Les évêques de l’Euregio invitent à «poursuivre l’œuvre de concorde européenne»

A l’approche des élections européennes du 26 mai 2019, neuf évêques d’Allemagne, de Belgique, du Luxembourg et de France incitent les chrétiens à s’engager par leur vote à «poursuivre l’œuvre de concorde européenne». Ces évêques de l’Euregio ont publié leur lettre commune le 29 avril, en la fête de Sainte Catherine de Sienne, co-patronne de l’Europe.

Constatant que l’Union Européenne connaît une crise grave mais conscients de ses atouts, les évêques de ces quatre pays frontaliers au cœur de l’Europe appellent, dans une lettre aux Européens, à rester «ouverts aux autres, engagés dans le bien commun».

A moins d’un mois des élections européennes, les évêques de l’Euregio (l’archidiocèse de Luxembourg et les diocèses d’Aix-la-Chapelle (Aachen), Liège, Metz, Nancy, Namur, Trèves (Trier), Troyes et  Verdun) présentent leur vision de la mission future de l’Europe. Ils invitent les pays de l’Union Européenne à «établir de nouvelles relations entre les peuples et à construire un projet commun».

Solidarité face au libéralisme financier

Dans ce sens, les évêques détaillent six défis qui attendent l’Europe: la solidarité face au libéralisme financier; la diplomatie au service de la paix; le respect de la vie humaine; le souci de l’environnement, un accueil digne des migrants en évitant les tensions, une politique globale liée à l’emploi et la démographie.

Les évêques de l’Euregio estiment que l’Europe, riche de son histoire, a une mission particulière à remplir, celle de préserver, dans le choc des cultures, des idéologies et des révolutions scientifiques, l’homme ouvert aux autres, soucieux de dialoguer et de partager, engagé au service du bien commun.

Ils constatent que l’Union Européenne connaît une crise grave, mais qu’en même temps elle dispose d’atouts importants pour l’affronter. L’Europe n’est pas née d’une révolution violente et immédiate, mais d’une transformation progressive sous l’action de principes communs qui ont donné naissance à la société nouvelle.

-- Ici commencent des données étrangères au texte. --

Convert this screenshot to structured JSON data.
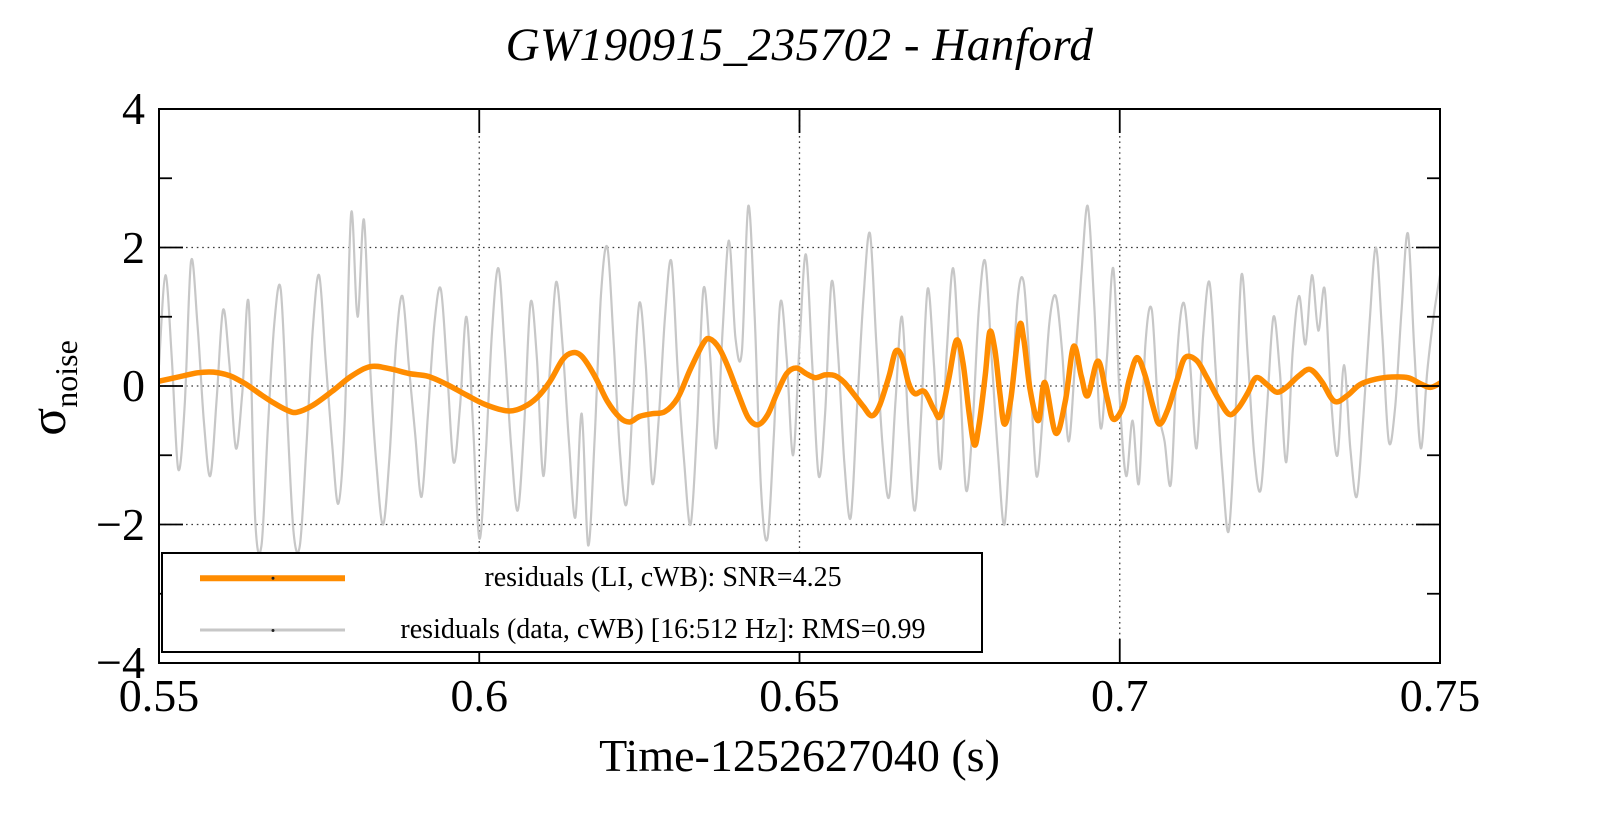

Le christianisme, ciment spirituel entre des cultures antagonistes

L’histoire européenne tire son origine de la rencontre entre la culture latine et la culture germanique et le christianisme est venu apporter un ciment spirituel entre ces cultures antagonistes. Il a incité la population au respect de chaque personne, au service des faibles et à une espérance sans limite. Après de nombreux conflits, qui ont débouché sur les deux Guerres mondiales et la «shoah», le drame du génocide des juifs, l’Union Européenne a été fondée en 1957 pour établir la paix sur le continent en créant l’union économique et douanière.

Six défis pour l’Europe

Les neuf évêques relèvent six défis pour l’Europe d’aujourd’hui. Le premier est celui de la solidarité: «L’Union Européenne doit privilégier le soutien des personnes en difficulté face au libéralisme financier qui méprise la personne humaine». Le second défi à relever est la solidarité diplomatique pour travailler à la paix et contrer le terrorisme. Le troisième est le respect de la vie humaine à toutes ses étapes. Le quatrième est le souci de l’environnement, dans l’optique d’une écologie intégrale qui place l’homme au centre de la Création dans sa dimension relationnelle avec les autres hommes et les autres créatures. Le cinquième est la question migratoire: les migrants quittent leur pays pour des raisons économiques ou pour des raisons de sécurité et doivent parfois traverser la Méditerranée au péril de leur vie.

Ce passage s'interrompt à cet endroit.